Prisoner possibly spread TB through jails

Officials to tighten health screenings of inmates

? A report released this week by the Centers for Disease Control and Prevention says that for nine months in 2002 a Kansas man passed through three county jails and a state prison before officials diagnosed him with the infectious lung disease tuberculosis.

Of the 318 people that health care workers determined the prisoner had contact with, 47 tested positive for the disease and 60 couldn’t be found or refused to be tested.

Close confines

State and federal officials cautioned that they cannot confirm that those who tested positive were infected by the inmate, but they are using the case to impress on other states and counties how quickly tuberculosis can spread in the close confines of prison.

“We want to get that information out there for medical professionals to have TB control plans in correctional facilities,” said Dr. Renee Funk, who served as epidemic intelligence officer for the CDC during the six-month investigation.

Phil Griffin, director of the Kansas Tuberculosis Control Program, said the case has led to more cooperation between local health departments and jails as well as a tighter screening of inmates coming into the state prison system.

“I think the thing to take away from this is that there were some mistakes made but there were also some important lessons learned and the situation has greatly improved,” Griffin said.

Neither Funk nor Griffin would name the inmate or say where the jails or state prison are, saying to do so would violate patient confidentiality.

However, the Kansas Department of Health and Environment announced in October 2002 that it was testing people for tuberculosis after diagnosing an inmate at the state prison in Lansing. The department at that time said it tested 154 people in the counties of Neosho, Cherokee, Crawford and Linn, saying the inmate had spent time in several county jails. Twenty-seven people tested positive.

Officials said this week that while two prisoners have been diagnosed with tuberculosis since the incident included in the CDC report, both were caught early on and didn’t require extensive testing of prior contacts.

Bounced between jails

According to the CDC report, the tubercular inmate’s story begins in October 2001 when the then 36-year-old was living in a California homeless shelter and coughing up blood. A physician at the shelter examined him in December, suspected tuberculosis and recommended that the man get a chest X-ray. He never did.

In January 2002, he returned to Kansas and turned himself in on an outstanding warrant. He spent three days in one jail and seven weeks in a second jail, where medical personnel diagnosed his condition as asthma.

He got out of jail in March 2002 but was arrested again in June and bounced between two jails, neither of which looked into his condition.

In August 2002, he was sent to the state prison, where he spent at least six weeks among the general prison population before medical personnel performed the necessary tests to determine he had infectious tuberculosis.

The man was isolated from other prisoners and treated while health investigators began tracking down everyone with whom he had had contact.

Officials said they tested 256 people, finding 47 infected with the disease.

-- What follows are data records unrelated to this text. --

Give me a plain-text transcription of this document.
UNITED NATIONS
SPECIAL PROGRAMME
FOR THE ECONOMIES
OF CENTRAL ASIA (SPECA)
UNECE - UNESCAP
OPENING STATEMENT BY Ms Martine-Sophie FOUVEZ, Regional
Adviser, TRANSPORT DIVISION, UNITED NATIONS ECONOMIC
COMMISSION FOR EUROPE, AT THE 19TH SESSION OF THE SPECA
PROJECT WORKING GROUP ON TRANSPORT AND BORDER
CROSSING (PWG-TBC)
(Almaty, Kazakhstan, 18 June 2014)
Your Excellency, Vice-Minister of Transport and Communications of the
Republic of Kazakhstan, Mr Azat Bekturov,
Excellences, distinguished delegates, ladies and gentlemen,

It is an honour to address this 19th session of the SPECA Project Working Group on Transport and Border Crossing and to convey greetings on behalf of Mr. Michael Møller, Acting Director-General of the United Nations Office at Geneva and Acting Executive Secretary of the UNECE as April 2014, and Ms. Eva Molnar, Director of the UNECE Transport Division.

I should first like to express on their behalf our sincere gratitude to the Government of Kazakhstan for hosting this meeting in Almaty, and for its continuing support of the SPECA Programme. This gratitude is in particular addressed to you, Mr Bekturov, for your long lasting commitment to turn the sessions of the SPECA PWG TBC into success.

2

Two of those people, both of whom had shared a cell with the inmate, had the full-blown infectious version of the disease.

Treatable disease

Tuberculosis can lie dormant in an infected individual for decades and may never develop into the full-blown infectious disease. The disease, at one time a virtual death sentence, is now easily treated with a six- to nine-month regimen of medicines.

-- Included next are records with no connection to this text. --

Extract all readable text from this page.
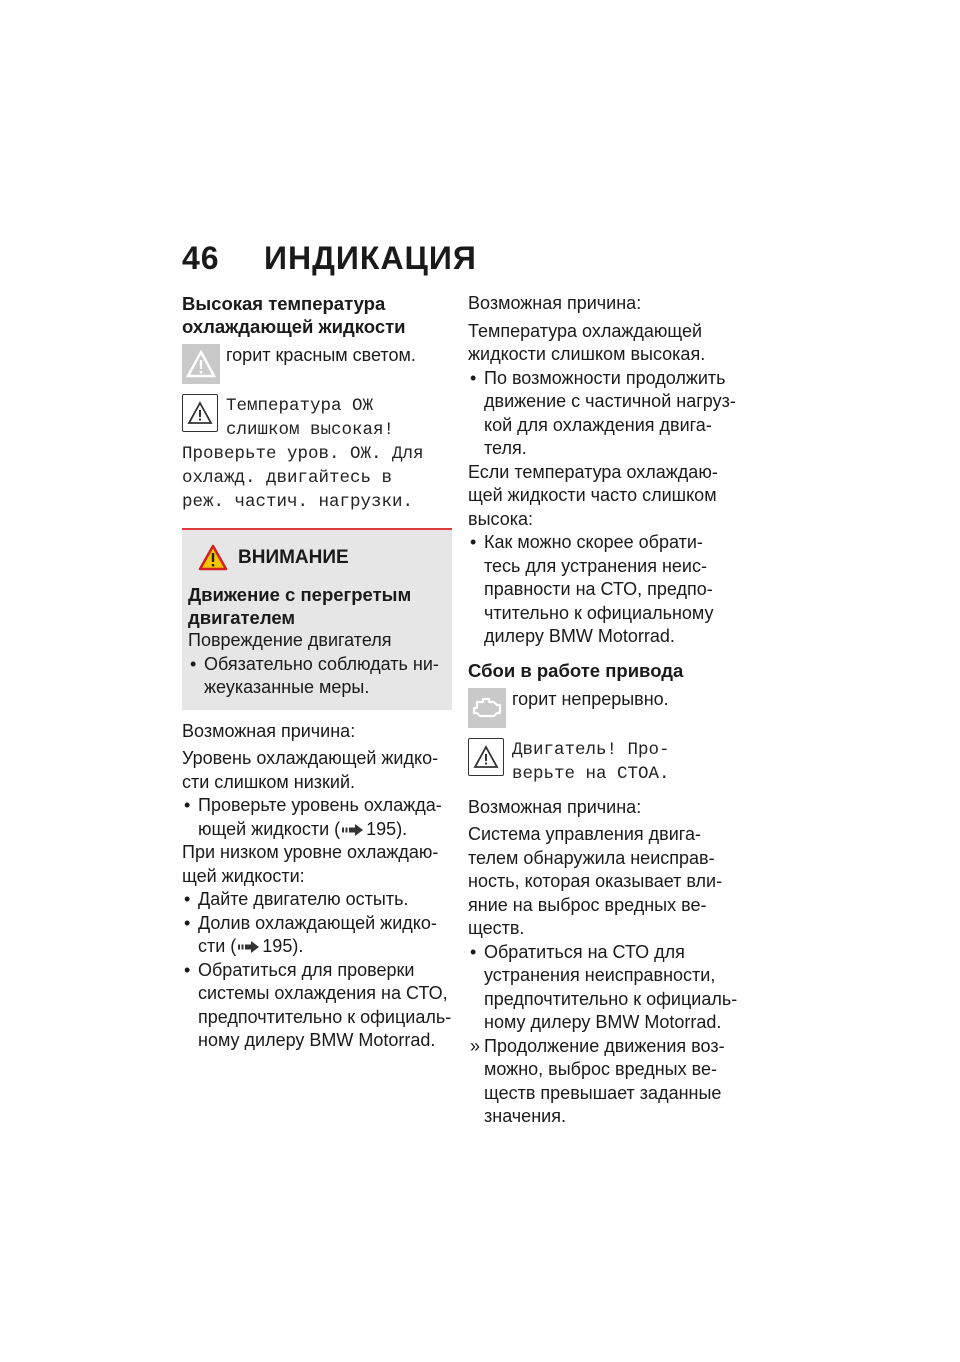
46 ИНДИКАЦИЯ
Высокая температура
охлаждающей жидкости
горит красным светом.
Температура ОЖ
слишком высокая!
Проверьте уров. ОЖ. Для
охлажд. двигайтесь в
реж. частич. нагрузки.
ВНИМАНИЕ
Движение с перегретым
двигателем
Повреждение двигателя
• Обязательно соблюдать ни-
жеуказанные меры.
Возможная причина:
Уровень охлаждающей жидко-
сти слишком низкий.
• Проверьте уровень охлажда-
ющей жидкости ( 195).
При низком уровне охлаждаю-
щей жидкости:
• Дайте двигателю остыть.
• Долив охлаждающей жидко-
сти ( 195).
• Обратиться для проверки
системы охлаждения на СТО,
предпочтительно к официаль-
ному дилеру BMW Motorrad.
Возможная причина:
Температура охлаждающей
жидкости слишком высокая.
• По возможности продолжить
движение с частичной нагруз-
кой для охлаждения двига-
теля.
Если температура охлаждаю-
щей жидкости часто слишком
высока:
• Как можно скорее обрати-
тесь для устранения неис-
правности на СТО, предпо-
чтительно к официальному
дилеру BMW Motorrad.
Сбои в работе привода
горит непрерывно.
Двигатель! Про-
верьте на СТОА.
Возможная причина:
Система управления двига-
телем обнаружила неисправ-
ность, которая оказывает вли-
яние на выброс вредных ве-
ществ.
• Обратиться на СТО для
устранения неисправности,
предпочтительно к официаль-
ному дилеру BMW Motorrad.
» Продолжение движения воз-
можно, выброс вредных ве-
ществ превышает заданные
значения.
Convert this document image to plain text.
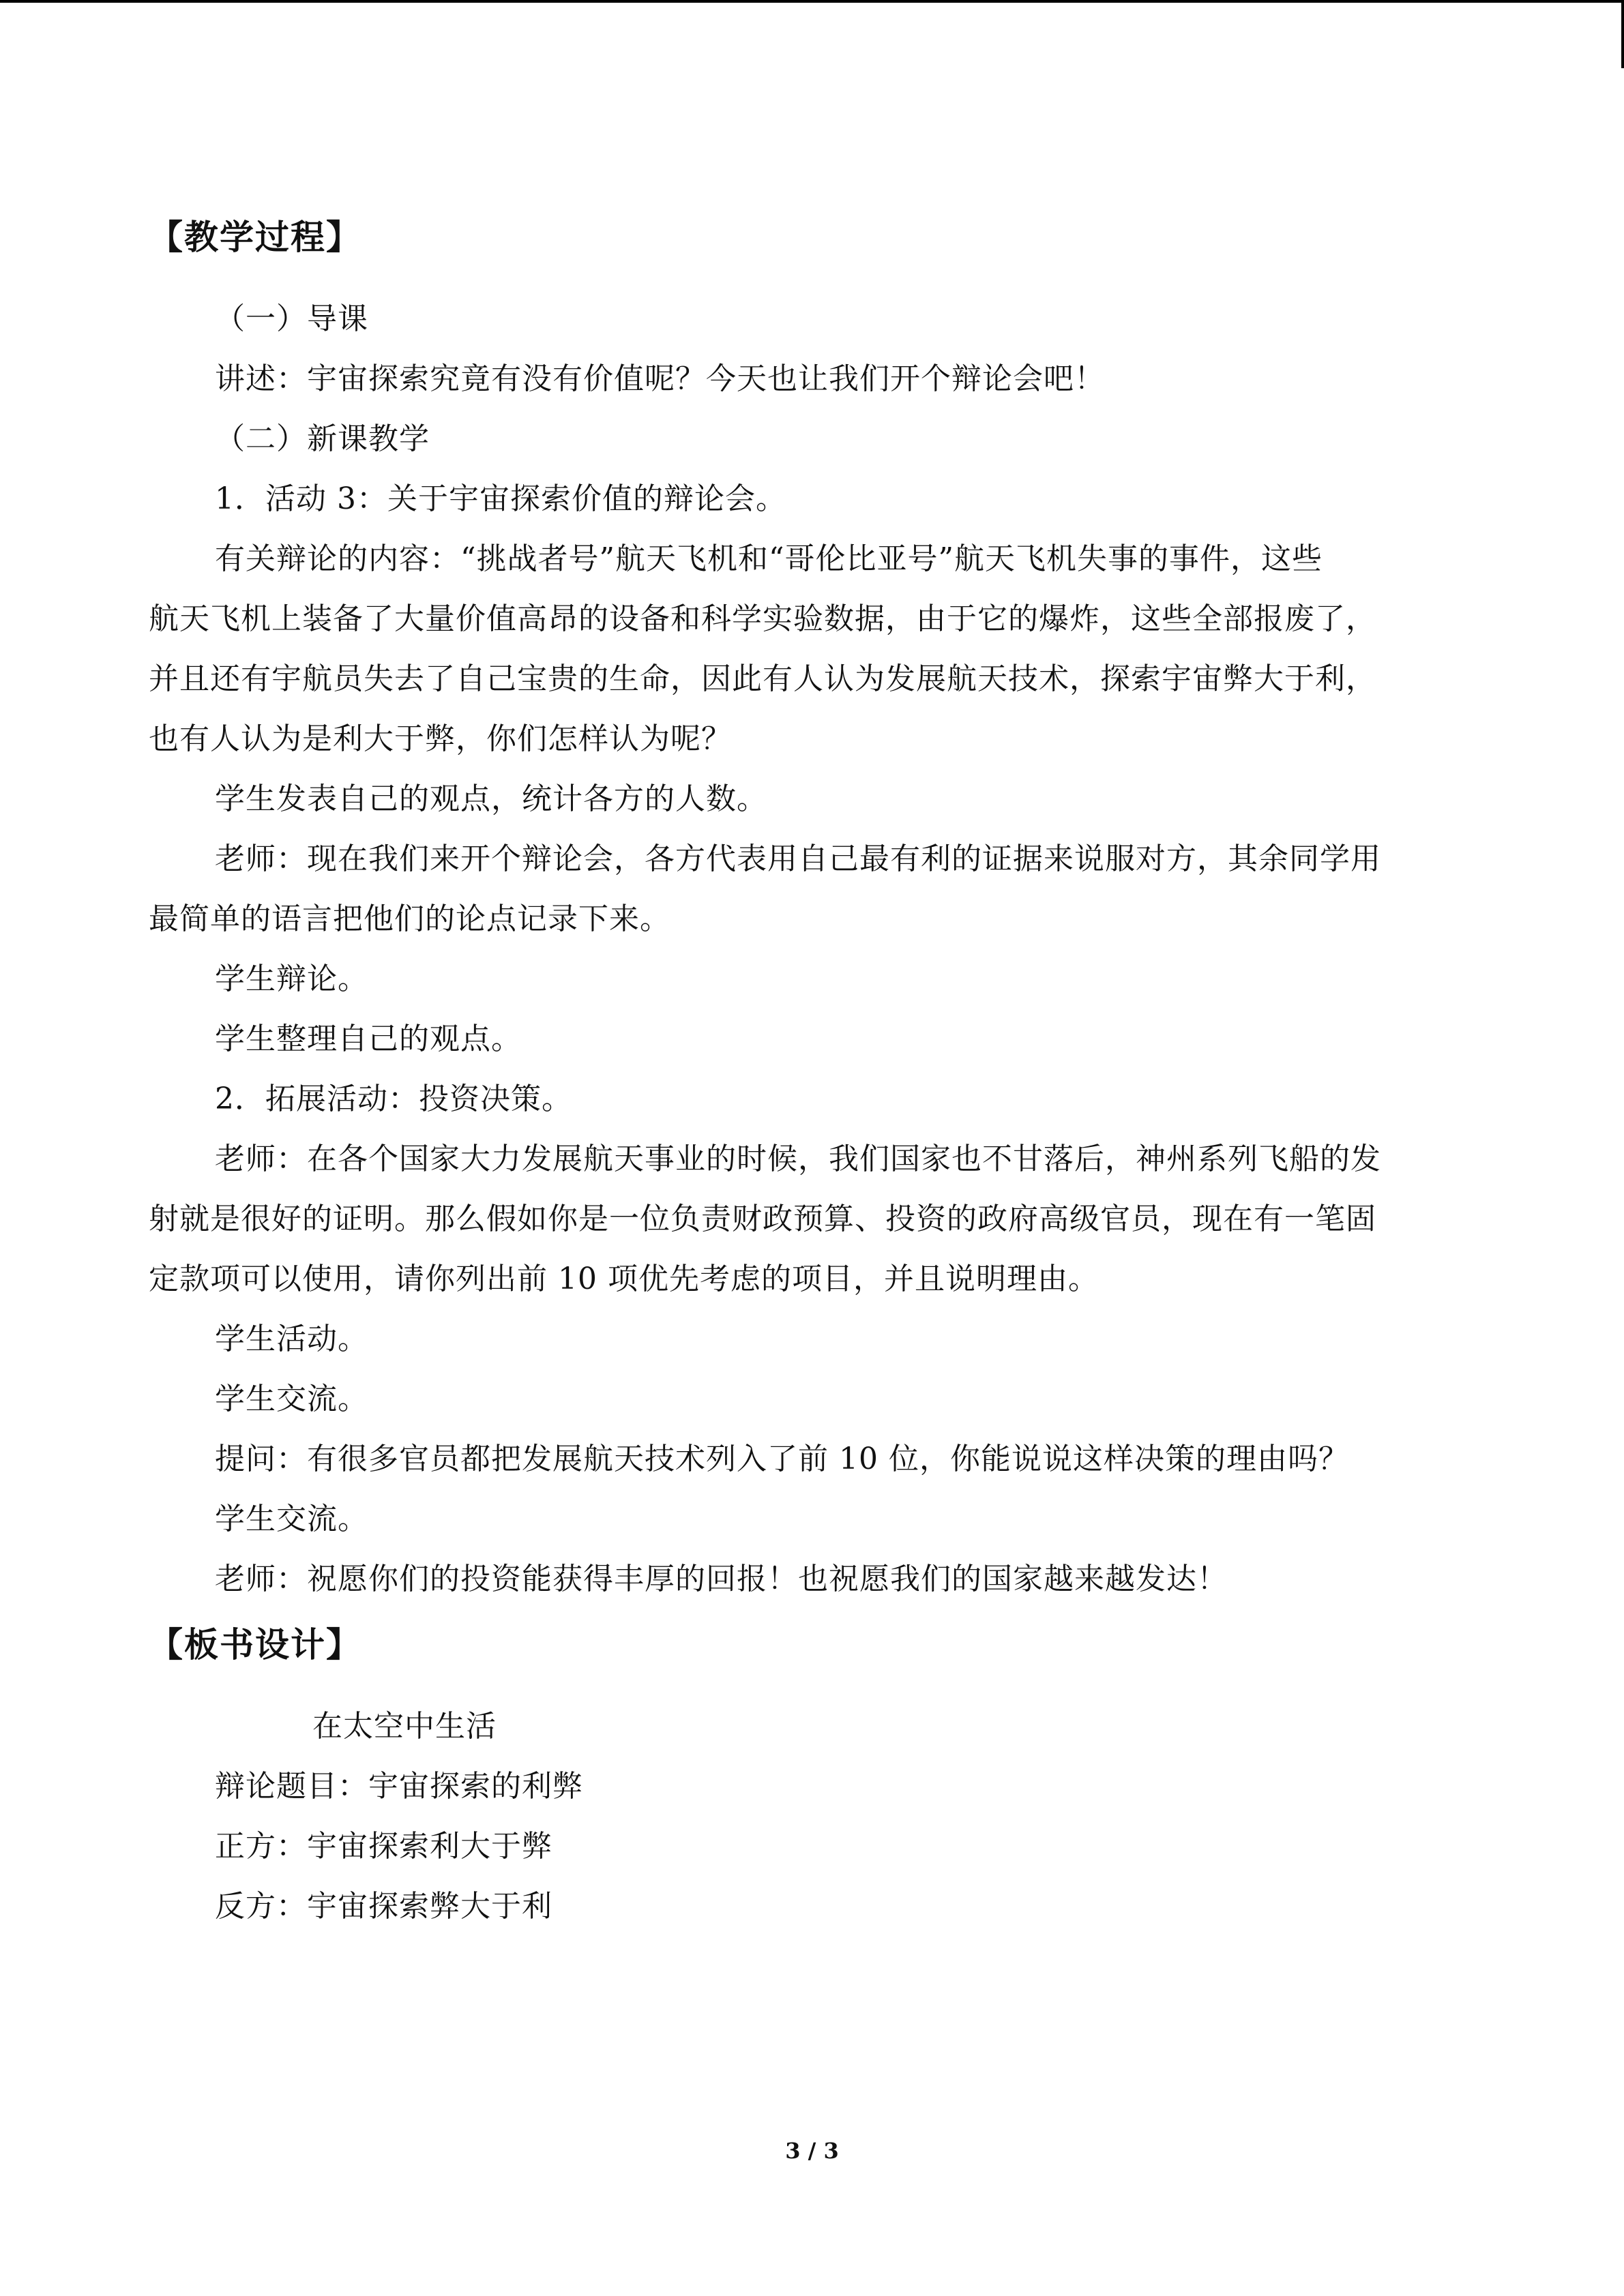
【教学过程】
（一）导课
讲述：宇宙探索究竟有没有价值呢？今天也让我们开个辩论会吧！
（二）新课教学
1．活动 3：关于宇宙探索价值的辩论会。
有关辩论的内容：“挑战者号”航天飞机和“哥伦比亚号”航天飞机失事的事件，这些
航天飞机上装备了大量价值高昂的设备和科学实验数据，由于它的爆炸，这些全部报废了，
并且还有宇航员失去了自己宝贵的生命，因此有人认为发展航天技术，探索宇宙弊大于利，
也有人认为是利大于弊，你们怎样认为呢？
学生发表自己的观点，统计各方的人数。
老师：现在我们来开个辩论会，各方代表用自己最有利的证据来说服对方，其余同学用
最简单的语言把他们的论点记录下来。
学生辩论。
学生整理自己的观点。
2．拓展活动：投资决策。
老师：在各个国家大力发展航天事业的时候，我们国家也不甘落后，神州系列飞船的发
射就是很好的证明。那么假如你是一位负责财政预算、投资的政府高级官员，现在有一笔固
定款项可以使用，请你列出前 10 项优先考虑的项目，并且说明理由。
学生活动。
学生交流。
提问：有很多官员都把发展航天技术列入了前 10 位，你能说说这样决策的理由吗？
学生交流。
老师：祝愿你们的投资能获得丰厚的回报！也祝愿我们的国家越来越发达！
【板书设计】
在太空中生活
辩论题目：宇宙探索的利弊
正方：宇宙探索利大于弊
反方：宇宙探索弊大于利
3 / 3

“The reason we try to identify the individuals early is that within the first two years after infections, you have the greatest chance of contracting the disease,” Griffin said.

State Department of Corrections spokesman Bill Miskell said the department had tightened up its policies for screening new inmates at its eight state prisons and increased training for medical personnel.

Miskell said the department has no control over local jails, and Griffin said his experience in getting local corrections officials to develop tuberculosis plans has been mixed.

“With 104 counties, there is a very hodgepodge response,” he said. “Some are doing a better and better job while others say they don’t think it’s an issue.”